Andaikan mereka dihilangkan dari dalam tubuh, kita pasti akan kesusahan. Tak ada lagi yang mengurai sisa-sisa makanan dalam usus, sehingga sulit dikeluarkan. Sisa makanan itu akan mengeras dan menumpuk dalam usus. Jadilah penyakit.
Atau, pada suatu saat jumlah mereka berlipat ganda. Mungkin mereka akan meluaskan wilayahnya hingga ke usus halus, bahkan lambung. Ini juga akan menimbulkan penyakit.
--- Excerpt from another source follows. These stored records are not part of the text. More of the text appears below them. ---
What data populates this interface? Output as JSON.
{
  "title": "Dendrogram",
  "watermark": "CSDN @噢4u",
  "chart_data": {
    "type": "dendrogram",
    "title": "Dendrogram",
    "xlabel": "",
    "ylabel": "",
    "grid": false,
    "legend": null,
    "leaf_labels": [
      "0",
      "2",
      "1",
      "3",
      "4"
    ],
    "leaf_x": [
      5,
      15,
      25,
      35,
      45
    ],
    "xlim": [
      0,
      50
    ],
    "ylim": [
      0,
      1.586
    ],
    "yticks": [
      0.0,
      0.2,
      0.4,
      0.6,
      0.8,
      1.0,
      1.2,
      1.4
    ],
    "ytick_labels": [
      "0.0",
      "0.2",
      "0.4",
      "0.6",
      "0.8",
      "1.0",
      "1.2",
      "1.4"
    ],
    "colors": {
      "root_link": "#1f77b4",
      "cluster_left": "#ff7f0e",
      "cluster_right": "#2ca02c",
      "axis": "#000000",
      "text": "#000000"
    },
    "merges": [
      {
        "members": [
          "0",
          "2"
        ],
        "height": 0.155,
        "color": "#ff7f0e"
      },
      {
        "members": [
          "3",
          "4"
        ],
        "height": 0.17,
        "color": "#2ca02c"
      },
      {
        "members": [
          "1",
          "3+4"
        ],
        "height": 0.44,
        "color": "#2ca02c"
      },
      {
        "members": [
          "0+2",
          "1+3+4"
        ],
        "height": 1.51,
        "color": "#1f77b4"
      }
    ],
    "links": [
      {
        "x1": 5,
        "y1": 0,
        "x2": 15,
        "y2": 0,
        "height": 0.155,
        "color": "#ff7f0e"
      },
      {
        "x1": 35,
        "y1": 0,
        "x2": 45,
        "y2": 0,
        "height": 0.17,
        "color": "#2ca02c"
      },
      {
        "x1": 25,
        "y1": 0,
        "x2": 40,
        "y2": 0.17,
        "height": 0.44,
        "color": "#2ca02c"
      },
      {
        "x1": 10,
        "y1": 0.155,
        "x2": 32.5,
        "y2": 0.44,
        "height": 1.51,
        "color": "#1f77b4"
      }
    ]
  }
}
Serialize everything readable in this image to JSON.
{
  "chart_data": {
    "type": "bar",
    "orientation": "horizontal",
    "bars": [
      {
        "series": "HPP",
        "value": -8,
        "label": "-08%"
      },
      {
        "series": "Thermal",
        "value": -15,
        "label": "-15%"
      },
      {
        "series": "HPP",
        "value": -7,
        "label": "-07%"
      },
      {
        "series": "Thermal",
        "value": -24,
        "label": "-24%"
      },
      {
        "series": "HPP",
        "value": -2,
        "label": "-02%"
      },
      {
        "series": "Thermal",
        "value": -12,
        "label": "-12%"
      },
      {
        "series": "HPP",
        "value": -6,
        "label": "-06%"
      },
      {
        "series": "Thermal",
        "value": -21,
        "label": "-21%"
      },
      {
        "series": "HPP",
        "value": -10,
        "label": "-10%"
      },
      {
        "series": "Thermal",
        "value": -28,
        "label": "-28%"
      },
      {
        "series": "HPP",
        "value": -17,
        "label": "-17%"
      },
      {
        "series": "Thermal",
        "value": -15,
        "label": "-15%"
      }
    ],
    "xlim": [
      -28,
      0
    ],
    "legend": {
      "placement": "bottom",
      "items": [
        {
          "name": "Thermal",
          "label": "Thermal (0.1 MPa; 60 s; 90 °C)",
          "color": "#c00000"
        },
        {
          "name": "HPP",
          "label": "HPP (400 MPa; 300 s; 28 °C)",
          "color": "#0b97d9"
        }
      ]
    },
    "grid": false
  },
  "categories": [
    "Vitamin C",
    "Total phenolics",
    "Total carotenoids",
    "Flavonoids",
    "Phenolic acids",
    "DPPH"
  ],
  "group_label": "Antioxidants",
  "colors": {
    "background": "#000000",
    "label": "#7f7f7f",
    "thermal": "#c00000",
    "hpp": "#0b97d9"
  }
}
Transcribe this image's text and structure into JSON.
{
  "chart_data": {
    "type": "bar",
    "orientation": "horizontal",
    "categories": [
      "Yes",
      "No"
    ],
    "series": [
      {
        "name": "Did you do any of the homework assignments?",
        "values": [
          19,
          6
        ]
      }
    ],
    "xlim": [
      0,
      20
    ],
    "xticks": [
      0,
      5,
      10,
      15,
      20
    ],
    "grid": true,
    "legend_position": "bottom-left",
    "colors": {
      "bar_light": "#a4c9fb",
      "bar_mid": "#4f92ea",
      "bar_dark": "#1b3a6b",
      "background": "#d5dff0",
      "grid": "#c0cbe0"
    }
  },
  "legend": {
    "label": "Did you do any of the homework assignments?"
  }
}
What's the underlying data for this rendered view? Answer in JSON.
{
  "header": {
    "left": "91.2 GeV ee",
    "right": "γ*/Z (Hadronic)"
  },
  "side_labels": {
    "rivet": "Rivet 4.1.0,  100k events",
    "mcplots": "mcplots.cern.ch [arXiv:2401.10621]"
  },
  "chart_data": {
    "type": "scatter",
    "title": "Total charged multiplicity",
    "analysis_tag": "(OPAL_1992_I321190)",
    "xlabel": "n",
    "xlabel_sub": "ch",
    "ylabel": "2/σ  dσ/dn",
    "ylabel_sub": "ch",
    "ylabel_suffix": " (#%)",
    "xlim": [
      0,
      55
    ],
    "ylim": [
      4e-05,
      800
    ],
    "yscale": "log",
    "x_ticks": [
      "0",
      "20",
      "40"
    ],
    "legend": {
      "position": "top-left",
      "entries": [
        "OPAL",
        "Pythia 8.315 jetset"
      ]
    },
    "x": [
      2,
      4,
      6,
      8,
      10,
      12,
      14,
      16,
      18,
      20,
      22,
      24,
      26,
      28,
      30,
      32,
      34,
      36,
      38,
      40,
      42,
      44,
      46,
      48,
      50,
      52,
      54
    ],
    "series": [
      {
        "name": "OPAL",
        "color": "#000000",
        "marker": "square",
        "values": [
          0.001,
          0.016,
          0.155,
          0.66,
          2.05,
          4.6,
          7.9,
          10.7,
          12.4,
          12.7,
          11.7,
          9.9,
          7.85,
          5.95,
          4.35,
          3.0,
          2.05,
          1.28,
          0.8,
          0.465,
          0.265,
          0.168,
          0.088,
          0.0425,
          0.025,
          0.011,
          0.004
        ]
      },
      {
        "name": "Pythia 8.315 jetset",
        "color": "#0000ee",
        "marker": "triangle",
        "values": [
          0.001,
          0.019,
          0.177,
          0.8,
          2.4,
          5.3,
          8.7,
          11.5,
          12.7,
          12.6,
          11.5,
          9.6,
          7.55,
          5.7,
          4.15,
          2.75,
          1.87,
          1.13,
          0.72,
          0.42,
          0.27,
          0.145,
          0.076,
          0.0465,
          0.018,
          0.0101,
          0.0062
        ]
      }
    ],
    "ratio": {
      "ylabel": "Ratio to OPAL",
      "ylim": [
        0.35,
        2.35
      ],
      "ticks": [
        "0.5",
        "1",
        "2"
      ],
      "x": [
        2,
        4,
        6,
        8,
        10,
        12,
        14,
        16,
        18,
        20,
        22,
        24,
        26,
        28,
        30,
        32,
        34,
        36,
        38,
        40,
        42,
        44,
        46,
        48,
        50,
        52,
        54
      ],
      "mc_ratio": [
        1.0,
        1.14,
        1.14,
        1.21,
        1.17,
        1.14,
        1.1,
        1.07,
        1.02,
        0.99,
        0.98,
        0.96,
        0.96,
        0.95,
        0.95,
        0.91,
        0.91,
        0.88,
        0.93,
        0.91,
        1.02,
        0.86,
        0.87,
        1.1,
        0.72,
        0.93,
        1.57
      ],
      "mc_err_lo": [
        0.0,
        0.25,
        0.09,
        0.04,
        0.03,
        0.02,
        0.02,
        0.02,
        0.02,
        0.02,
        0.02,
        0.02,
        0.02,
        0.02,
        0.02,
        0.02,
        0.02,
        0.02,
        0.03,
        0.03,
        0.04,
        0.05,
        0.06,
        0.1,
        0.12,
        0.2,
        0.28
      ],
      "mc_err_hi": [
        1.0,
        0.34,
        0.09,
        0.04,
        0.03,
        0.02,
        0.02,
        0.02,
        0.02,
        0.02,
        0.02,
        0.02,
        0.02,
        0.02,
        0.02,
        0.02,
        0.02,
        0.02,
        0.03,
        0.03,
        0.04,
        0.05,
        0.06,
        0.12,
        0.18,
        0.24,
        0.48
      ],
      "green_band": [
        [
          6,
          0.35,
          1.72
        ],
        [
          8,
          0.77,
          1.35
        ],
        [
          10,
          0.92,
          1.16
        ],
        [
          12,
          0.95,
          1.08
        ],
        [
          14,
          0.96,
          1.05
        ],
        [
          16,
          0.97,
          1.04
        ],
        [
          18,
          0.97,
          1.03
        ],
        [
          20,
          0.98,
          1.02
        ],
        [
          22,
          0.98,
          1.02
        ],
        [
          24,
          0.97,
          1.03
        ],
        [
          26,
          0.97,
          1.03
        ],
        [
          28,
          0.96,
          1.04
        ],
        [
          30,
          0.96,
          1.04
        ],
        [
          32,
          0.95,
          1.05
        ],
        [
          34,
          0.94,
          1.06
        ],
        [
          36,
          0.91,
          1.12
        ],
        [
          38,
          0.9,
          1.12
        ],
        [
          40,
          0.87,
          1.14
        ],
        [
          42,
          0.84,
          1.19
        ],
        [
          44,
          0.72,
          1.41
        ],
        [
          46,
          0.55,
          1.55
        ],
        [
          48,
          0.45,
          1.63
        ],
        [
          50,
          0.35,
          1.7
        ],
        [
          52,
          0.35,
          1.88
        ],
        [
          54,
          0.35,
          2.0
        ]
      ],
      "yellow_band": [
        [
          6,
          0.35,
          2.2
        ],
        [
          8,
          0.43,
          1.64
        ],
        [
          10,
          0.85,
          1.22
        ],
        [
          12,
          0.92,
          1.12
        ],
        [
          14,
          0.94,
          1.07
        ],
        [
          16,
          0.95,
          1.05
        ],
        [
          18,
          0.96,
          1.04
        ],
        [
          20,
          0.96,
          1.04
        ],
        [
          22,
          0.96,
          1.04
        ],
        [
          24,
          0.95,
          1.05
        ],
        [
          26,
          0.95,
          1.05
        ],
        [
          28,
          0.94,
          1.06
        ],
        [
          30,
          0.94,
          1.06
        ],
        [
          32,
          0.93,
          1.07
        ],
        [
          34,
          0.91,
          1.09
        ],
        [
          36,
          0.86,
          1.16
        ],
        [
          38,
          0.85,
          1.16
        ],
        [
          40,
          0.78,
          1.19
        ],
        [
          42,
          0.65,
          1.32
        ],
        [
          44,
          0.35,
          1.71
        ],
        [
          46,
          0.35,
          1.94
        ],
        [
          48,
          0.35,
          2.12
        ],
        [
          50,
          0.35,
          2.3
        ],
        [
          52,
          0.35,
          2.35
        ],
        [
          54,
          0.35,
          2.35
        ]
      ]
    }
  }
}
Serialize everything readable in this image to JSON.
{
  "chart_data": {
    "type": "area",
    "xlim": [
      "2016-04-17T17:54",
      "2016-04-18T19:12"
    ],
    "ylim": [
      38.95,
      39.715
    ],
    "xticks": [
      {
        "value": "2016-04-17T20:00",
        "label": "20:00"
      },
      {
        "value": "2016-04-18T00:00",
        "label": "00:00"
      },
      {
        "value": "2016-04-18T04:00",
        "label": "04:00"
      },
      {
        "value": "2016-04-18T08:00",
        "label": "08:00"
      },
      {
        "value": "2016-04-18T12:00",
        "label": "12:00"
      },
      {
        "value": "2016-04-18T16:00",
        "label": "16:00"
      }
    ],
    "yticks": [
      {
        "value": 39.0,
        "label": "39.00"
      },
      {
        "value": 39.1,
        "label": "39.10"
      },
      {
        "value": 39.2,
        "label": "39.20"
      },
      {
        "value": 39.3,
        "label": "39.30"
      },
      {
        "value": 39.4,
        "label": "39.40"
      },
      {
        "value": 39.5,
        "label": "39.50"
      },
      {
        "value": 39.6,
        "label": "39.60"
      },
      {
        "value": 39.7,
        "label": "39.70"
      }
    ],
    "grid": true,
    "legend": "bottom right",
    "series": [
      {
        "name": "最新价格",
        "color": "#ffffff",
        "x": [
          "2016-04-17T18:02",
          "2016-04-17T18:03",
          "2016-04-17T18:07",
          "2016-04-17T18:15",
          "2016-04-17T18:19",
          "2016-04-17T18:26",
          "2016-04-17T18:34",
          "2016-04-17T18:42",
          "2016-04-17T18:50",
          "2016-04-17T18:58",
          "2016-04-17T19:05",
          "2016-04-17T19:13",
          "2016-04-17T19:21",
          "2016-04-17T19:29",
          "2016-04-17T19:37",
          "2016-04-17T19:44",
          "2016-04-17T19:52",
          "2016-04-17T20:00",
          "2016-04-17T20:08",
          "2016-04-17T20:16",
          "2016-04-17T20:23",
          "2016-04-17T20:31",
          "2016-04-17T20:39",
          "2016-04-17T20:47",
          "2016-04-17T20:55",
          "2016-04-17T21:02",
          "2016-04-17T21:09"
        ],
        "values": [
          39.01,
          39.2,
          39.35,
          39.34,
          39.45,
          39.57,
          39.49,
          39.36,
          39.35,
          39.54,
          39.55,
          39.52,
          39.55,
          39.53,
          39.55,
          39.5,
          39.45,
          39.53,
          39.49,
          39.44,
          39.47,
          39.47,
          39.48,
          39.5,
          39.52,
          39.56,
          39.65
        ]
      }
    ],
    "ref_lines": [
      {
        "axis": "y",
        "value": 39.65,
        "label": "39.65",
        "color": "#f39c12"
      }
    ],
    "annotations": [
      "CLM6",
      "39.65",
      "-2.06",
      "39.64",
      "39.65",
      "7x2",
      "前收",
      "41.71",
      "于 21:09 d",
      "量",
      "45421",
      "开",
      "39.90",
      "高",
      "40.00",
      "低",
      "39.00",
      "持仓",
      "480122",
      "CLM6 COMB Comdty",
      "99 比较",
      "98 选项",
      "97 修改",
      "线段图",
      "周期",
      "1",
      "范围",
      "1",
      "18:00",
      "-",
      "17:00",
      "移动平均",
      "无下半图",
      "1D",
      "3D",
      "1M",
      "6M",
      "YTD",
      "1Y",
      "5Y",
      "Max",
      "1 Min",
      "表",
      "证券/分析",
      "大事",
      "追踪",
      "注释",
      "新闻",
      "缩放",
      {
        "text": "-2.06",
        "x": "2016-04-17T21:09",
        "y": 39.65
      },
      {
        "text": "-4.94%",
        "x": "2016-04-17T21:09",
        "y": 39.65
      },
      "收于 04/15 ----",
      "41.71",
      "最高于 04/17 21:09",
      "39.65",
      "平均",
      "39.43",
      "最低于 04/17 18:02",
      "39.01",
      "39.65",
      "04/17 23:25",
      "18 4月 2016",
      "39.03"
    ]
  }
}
Allah telah menciptakan manusia dengan sempurna. Termasuk, menempatkan makhluk-Nya yang berjenis mikroorganisme ke dalam tubuh manusia, dengan jumlah dan ukuran yang tepat. Dan tentu saja, dengan fungsi dan peranan yang tepat pula. Maka, tak ada alasan bagi kita untuk tidak bersyukur kepada-Nya.
Atau siapakah yang menciptakan (manusia dari permulaannya), kemudian mengulanginya (lagi), dan siapa (pula) yang memberikan rezeki kepadamu dari langit dan bumi? Apakah disamping Allah ada tuhan (yang lain)? Katakanlah, “Unjukkanlah bukti kebenaranmu, jika kamu memang orang-orang yang benar.” (QS. An-Naml: 64).